Marina took the bag from me, so I could swim back to shore and followed on behind. As I emerged from the water, I checked to see if anyone else was on the beach before flopping down naked by my belongings. Marina just sat in the shallows checking her catch letting the seawater run out but not allowing anything to escape. “I will have to put my bathers back on.” I said.
“I am not supposed take all my clothes off on the beach.”
“But we are by ourselves, there is nobody else and that silver gull up there will tell us if anyone comes” she said, pointing to a small gull apparently patrolling overhead.
“So he’s another friend?”
“It’s a she. She lost her right foot a few months ago and I fixed it; so she owes me.”

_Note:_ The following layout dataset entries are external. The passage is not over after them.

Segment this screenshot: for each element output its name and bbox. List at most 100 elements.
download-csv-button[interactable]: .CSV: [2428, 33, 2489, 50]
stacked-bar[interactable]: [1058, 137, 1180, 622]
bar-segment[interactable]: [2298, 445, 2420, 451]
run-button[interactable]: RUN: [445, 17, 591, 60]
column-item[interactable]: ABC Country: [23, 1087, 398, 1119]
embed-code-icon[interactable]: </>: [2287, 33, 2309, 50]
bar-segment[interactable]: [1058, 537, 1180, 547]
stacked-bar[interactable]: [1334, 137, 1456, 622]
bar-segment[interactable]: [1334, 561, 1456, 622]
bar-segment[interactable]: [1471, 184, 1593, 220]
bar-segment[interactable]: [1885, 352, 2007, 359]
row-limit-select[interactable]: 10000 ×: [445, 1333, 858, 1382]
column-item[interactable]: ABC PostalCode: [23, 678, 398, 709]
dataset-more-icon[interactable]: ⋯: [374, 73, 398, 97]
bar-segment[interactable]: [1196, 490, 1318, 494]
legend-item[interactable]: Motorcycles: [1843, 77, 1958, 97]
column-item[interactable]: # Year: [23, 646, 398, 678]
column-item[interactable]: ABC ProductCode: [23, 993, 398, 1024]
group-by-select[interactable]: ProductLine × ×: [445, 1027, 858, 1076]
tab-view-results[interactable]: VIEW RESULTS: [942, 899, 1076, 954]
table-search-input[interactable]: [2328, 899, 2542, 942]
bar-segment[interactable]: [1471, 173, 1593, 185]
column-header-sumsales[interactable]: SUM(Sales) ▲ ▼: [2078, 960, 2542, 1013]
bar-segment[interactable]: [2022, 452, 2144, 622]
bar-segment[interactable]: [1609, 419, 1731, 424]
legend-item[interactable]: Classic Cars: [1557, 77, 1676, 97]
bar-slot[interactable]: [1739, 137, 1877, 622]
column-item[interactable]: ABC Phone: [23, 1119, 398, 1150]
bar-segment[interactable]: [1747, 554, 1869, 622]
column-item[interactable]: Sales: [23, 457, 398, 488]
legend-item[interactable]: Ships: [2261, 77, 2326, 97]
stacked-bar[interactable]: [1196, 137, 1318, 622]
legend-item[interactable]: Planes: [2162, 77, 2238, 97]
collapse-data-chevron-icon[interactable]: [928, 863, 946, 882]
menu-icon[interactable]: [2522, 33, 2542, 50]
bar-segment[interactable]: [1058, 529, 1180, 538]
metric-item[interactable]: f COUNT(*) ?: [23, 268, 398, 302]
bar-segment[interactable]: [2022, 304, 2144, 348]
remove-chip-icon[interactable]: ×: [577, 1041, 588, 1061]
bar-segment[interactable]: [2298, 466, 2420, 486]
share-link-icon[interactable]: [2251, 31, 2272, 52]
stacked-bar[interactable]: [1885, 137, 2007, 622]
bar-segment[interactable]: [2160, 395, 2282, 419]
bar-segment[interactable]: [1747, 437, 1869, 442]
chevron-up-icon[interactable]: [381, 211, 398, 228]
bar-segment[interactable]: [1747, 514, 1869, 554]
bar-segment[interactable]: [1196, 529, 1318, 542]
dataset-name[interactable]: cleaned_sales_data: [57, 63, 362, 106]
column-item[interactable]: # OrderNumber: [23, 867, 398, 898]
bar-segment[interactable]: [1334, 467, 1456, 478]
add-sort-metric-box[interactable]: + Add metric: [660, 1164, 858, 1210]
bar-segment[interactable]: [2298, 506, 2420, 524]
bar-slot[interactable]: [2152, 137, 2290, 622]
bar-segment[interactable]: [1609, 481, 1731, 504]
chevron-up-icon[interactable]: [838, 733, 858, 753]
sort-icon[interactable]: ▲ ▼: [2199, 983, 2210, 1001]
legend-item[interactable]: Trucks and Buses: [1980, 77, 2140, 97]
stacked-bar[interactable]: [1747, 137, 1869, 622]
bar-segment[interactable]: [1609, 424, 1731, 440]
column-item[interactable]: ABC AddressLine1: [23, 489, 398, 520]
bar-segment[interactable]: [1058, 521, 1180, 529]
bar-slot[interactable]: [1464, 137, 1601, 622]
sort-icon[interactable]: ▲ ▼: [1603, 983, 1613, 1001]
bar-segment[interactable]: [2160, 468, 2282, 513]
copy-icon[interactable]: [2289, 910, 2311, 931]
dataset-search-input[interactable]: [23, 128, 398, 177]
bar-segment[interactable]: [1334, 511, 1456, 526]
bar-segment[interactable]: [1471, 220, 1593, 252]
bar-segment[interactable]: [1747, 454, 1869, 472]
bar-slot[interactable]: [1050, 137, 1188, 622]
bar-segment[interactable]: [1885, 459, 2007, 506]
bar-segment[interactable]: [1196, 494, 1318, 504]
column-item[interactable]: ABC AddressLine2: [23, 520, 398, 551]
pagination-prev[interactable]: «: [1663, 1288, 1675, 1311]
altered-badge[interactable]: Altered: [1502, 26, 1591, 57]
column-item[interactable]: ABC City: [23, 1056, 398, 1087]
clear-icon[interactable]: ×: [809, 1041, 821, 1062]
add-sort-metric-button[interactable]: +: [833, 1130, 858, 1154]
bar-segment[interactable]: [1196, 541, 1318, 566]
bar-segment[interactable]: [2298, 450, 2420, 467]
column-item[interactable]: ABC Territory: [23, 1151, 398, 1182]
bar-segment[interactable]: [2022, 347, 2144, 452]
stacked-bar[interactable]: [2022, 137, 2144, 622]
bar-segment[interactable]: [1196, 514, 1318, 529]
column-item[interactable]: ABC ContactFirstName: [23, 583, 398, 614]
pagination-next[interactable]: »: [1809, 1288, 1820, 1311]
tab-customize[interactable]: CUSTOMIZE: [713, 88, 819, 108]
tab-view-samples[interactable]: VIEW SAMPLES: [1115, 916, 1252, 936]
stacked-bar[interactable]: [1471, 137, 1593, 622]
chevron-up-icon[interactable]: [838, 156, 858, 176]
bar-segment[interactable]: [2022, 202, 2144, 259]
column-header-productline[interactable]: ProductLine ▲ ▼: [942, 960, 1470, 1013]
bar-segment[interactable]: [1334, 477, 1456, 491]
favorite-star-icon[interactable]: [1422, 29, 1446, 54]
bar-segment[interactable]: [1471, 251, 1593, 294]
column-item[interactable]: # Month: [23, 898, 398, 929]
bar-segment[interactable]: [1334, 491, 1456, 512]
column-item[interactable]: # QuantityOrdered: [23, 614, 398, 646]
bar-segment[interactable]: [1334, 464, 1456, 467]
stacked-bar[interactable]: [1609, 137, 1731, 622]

As Marina shared out the shell fish, the seaweed and one fish each, I wished I was part of her world. Everything seemed so easy, sensible, beautiful, exciting and right. I really loved her. “You can touch me in a minute,” she said reading my mind and prised open a cockle with her fingers then popped it into her mouth while I struggled with mine. Later as I stroked her body and kissed it I noticed that her back was much darker than her front; this phenomenon even extending down to her tail. Then it twigged that she was more difficult to see in the water from above and the same from below this way, just like the dolphins. It was a defence mechanism.